I let out a long, shivery breath. I needed to pull myself together in case the reporters had tracked me here and were waiting in the veterinarian’s parking lot.
“My mother…she’s a nurse at Douglas Elementary in Sneads Ferry,” I said. “I’m going to help one of the teachers there. I start Monday.”
“Did you arrange this or did your mother?” he asked.
“My mother,” I said.
He looked like he wanted to say something else, but just nodded. “Okay then.” He pushed himself out of the chair with his hands. “We’ll be meeting twice a week,” he said.

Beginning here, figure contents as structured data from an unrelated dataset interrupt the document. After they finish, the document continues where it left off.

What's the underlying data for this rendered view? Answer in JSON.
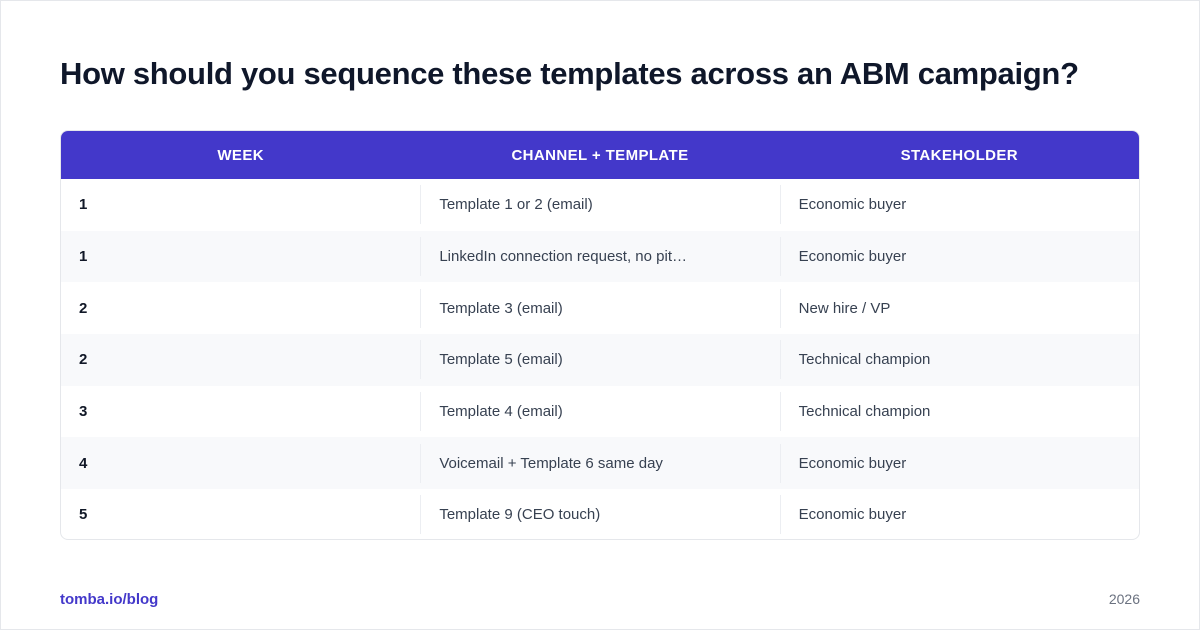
{
  "title": "How should you sequence these templates across an ABM campaign?",
  "table": {
    "headers": [
      "WEEK",
      "CHANNEL + TEMPLATE",
      "STAKEHOLDER"
    ],
    "rows": [
      [
        "1",
        "Template 1 or 2 (email)",
        "Economic buyer"
      ],
      [
        "1",
        "LinkedIn connection request, no pit…",
        "Economic buyer"
      ],
      [
        "2",
        "Template 3 (email)",
        "New hire / VP"
      ],
      [
        "2",
        "Template 5 (email)",
        "Technical champion"
      ],
      [
        "3",
        "Template 4 (email)",
        "Technical champion"
      ],
      [
        "4",
        "Voicemail + Template 6 same day",
        "Economic buyer"
      ],
      [
        "5",
        "Template 9 (CEO touch)",
        "Economic buyer"
      ]
    ]
  },
  "footer": {
    "source": "tomba.io/blog",
    "year": "2026"
  },
  "colors": {
    "header_bg": "#4338ca",
    "accent": "#4338ca"
  }
}
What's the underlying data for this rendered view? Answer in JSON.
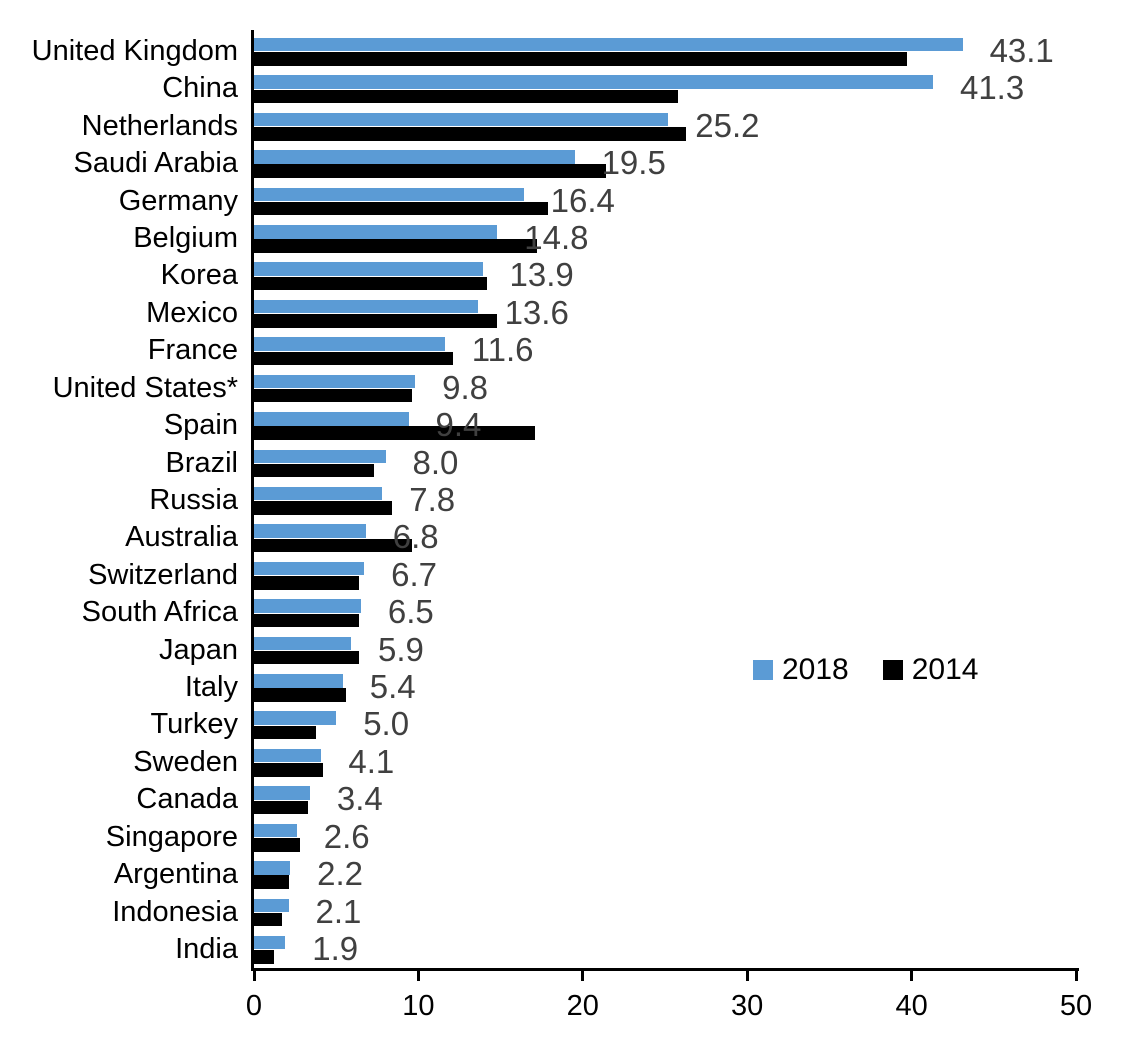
{
  "chart_data": {
    "type": "bar",
    "orientation": "horizontal",
    "title": "",
    "xlabel": "",
    "ylabel": "",
    "xlim": [
      0,
      50
    ],
    "x_ticks": [
      0,
      10,
      20,
      30,
      40,
      50
    ],
    "grid": false,
    "categories": [
      "United Kingdom",
      "China",
      "Netherlands",
      "Saudi Arabia",
      "Germany",
      "Belgium",
      "Korea",
      "Mexico",
      "France",
      "United States*",
      "Spain",
      "Brazil",
      "Russia",
      "Australia",
      "Switzerland",
      "South Africa",
      "Japan",
      "Italy",
      "Turkey",
      "Sweden",
      "Canada",
      "Singapore",
      "Argentina",
      "Indonesia",
      "India"
    ],
    "series": [
      {
        "name": "2018",
        "color": "#5B9BD5",
        "values": [
          43.1,
          41.3,
          25.2,
          19.5,
          16.4,
          14.8,
          13.9,
          13.6,
          11.6,
          9.8,
          9.4,
          8.0,
          7.8,
          6.8,
          6.7,
          6.5,
          5.9,
          5.4,
          5.0,
          4.1,
          3.4,
          2.6,
          2.2,
          2.1,
          1.9
        ]
      },
      {
        "name": "2014",
        "color": "#000000",
        "values": [
          39.7,
          25.8,
          26.3,
          21.4,
          17.9,
          17.2,
          14.2,
          14.8,
          12.1,
          9.6,
          17.1,
          7.3,
          8.4,
          9.6,
          6.4,
          6.4,
          6.4,
          5.6,
          3.8,
          4.2,
          3.3,
          2.8,
          2.1,
          1.7,
          1.2
        ]
      }
    ],
    "value_labels": [
      "43.1",
      "41.3",
      "25.2",
      "19.5",
      "16.4",
      "14.8",
      "13.9",
      "13.6",
      "11.6",
      "9.8",
      "9.4",
      "8.0",
      "7.8",
      "6.8",
      "6.7",
      "6.5",
      "5.9",
      "5.4",
      "5.0",
      "4.1",
      "3.4",
      "2.6",
      "2.2",
      "2.1",
      "1.9"
    ],
    "value_label_color": "#404040",
    "axis_color": "#000000",
    "legend": {
      "position": "center-right",
      "entries": [
        {
          "label": "2018",
          "color": "#5B9BD5"
        },
        {
          "label": "2014",
          "color": "#000000"
        }
      ]
    }
  }
}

“Right.” Mom had scheduled appointments for me into infinity. I didn’t want to have to cry my eyes out twice a week, but it wasn’t like I had a choice. I stood up and gave him what felt like a dopey smile as I walked past him to the door.
It would have been going too far to say I liked him, but I could have sworn he didn’t look as fat when I left as he did when I arrived.